グレッグ・イーガン『ひとりっ子』isbn:415011594X

イーガンの第三短編集。いろんな短編でペンローズがバカにされてた気がする(「心の中の皇帝」「“魂”の量子不確定性」とか)。前のふたつの短編集と較べると内容は落ちる。「行動原理」、「真心」、「決断者」、「ふたりの距離」は大した話とは思えなかった。「ルミナス」は傑作だけど既読。でも残りの2つ、「オラクル」と「ひとりっ子」は面白かった。
以下「オラクル」について。一応ねたばれあり。

「オラクル」

「オラクル」はちょっとずるい。歴史改変もので、C・S・ルイス(作中ではジョン・ハミルトン)とアラン・チューリング(作中ではロバート・ストーニイ)が「機械は思考できるか」というテーマでBBCにて生激論! みたいな話を嫌いになるのはむずかしい。イーガンとしては相当ストーリー偏重の短編。
ハミルトンは「機械は(人間と同等の)思考はできない」とする論拠として、ゲーデル不完全性定理を挙げる。実際、ゲーデル自身がギブス講演において、人間精神はいかなる有限機械をも上回るという帰結を不完全性定理から引き出している。これはロジャー・ペンローズなども用いたある意味由緒ある主張だ。不完全性定理/非決定性定理/停止定理はアルゴリズムに還元できず、それを証明した人間>機械みたいな理屈。*1実際、「オラクル」の話のなかで、ハミルトンにゲーデルについて入れ知恵したのはペンローズということになっているらしい。直接名前は出てこないが経歴的にはたしかに当てはまる。
ストーニイの反論は、機械にもっと“人間的”な条件を与えて、環境との相互作用や試行錯誤を行ったりして学習できるようになってはじめて、人間と比較できるようになるというものだった。
ストーニイと相方は議論に勝ったと思っていたみたいだけど、正直これだけだとハミルトン側が優勢な気がするんだが……
歴史改変の理論的説明は、物語内の理屈としてもよく理解できなかった。スピンや量子重力うんぬんのところではなく(そこはあきらめた)、粗視化や履歴や干渉のリボンのあたり。
 
ところで「オラクル」だけ訳が悪い気がする(ほかは気にならなかった)。日本語で読んでて意味が通らないところが結構ある。ためしに5つぐらい挙げてみよう。「オラクル」の原文はここにある。

p213「自分にはスパイ活動用の別の名前があるとにおわせたとき、クイントが当惑顔になって以来、ロバートは……」は原文"he had an appropriate name for a spook"。このheはクイントだと考えるのが自然だ。「あんたの名前はスパイにぴったりだな!」ってことでは。

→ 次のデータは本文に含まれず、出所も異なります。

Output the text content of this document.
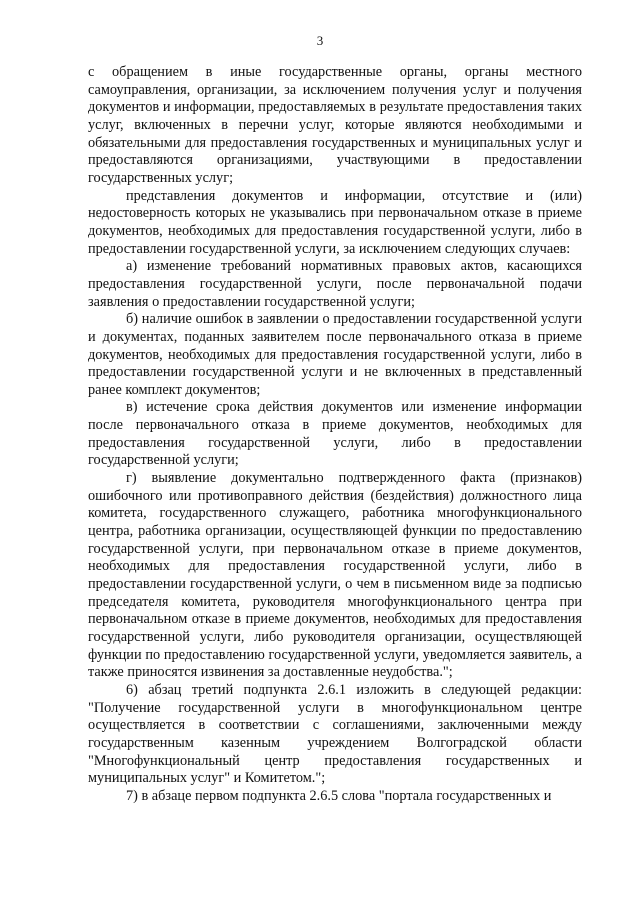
3

с обращением в иные государственные органы, органы местного самоуправления, организации, за исключением получения услуг и получения документов и информации, предоставляемых в результате предоставления таких услуг, включенных в перечни услуг, которые являются необходимыми и обязательными для предоставления государственных и муниципальных услуг и предоставляются организациями, участвующими в предоставлении государственных услуг;

представления документов и информации, отсутствие и (или) недостоверность которых не указывались при первоначальном отказе в приеме документов, необходимых для предоставления государственной услуги, либо в предоставлении государственной услуги, за исключением следующих случаев:

а) изменение требований нормативных правовых актов, касающихся предоставления государственной услуги, после первоначальной подачи заявления о предоставлении государственной услуги;

б) наличие ошибок в заявлении о предоставлении государственной услуги и документах, поданных заявителем после первоначального отказа в приеме документов, необходимых для предоставления государственной услуги, либо в предоставлении государственной услуги и не включенных в представленный ранее комплект документов;

в) истечение срока действия документов или изменение информации после первоначального отказа в приеме документов, необходимых для предоставления государственной услуги, либо в предоставлении государственной услуги;

г) выявление документально подтвержденного факта (признаков) ошибочного или противоправного действия (бездействия) должностного лица комитета, государственного служащего, работника многофункционального центра, работника организации, осуществляющей функции по предоставлению государственной услуги, при первоначальном отказе в приеме документов, необходимых для предоставления государственной услуги, либо в предоставлении государственной услуги, о чем в письменном виде за подписью председателя комитета, руководителя многофункционального центра при первоначальном отказе в приеме документов, необходимых для предоставления государственной услуги, либо руководителя организации, осуществляющей функции по предоставлению государственной услуги, уведомляется заявитель, а также приносятся извинения за доставленные неудобства.";

6) абзац третий подпункта 2.6.1 изложить в следующей редакции: "Получение государственной услуги в многофункциональном центре осуществляется в соответствии с соглашениями, заключенными между государственным казенным учреждением Волгоградской области "Многофункциональный центр предоставления государственных и муниципальных услуг" и Комитетом.";

7) в абзаце первом подпункта 2.6.5 слова "портала государственных и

p219「最初はロバートを手なずけるのに使っていたエサを」。エサは原文ではtrait。普通に特性とかで十分だと思う。このtraitは具体的には次と同じ意味だろう。

p219「もしきみたちのしていることが合法なら……」の原文は“You know, if it was legal"だが、このitはhomosexualityだろう。そう考えれば、すぐあとのクイントのセリフ“You might as well say that we should legalise treason!”と整合性がとれる。

p235「でも、それはまだどこかでなら回避できる」。原文は"But we've yet to be able to avert that, anywhere."なので、否定では。

p266「ロバートは議会への働きかけの種をまく手伝いはしたが、直接の活動はしていない。訴訟を起こしたのはほかの人々だ」。原文は"Robert had helped plant the seeds of the campaign, but he'd played no real part in it; other people had taken up the cause." もっと一般的な“運動”の話をしているんだと思う。

*1:このへんの話は高橋昌一郎ゲーデルの哲学』による。あんまりまじめに突っ込まれても困る。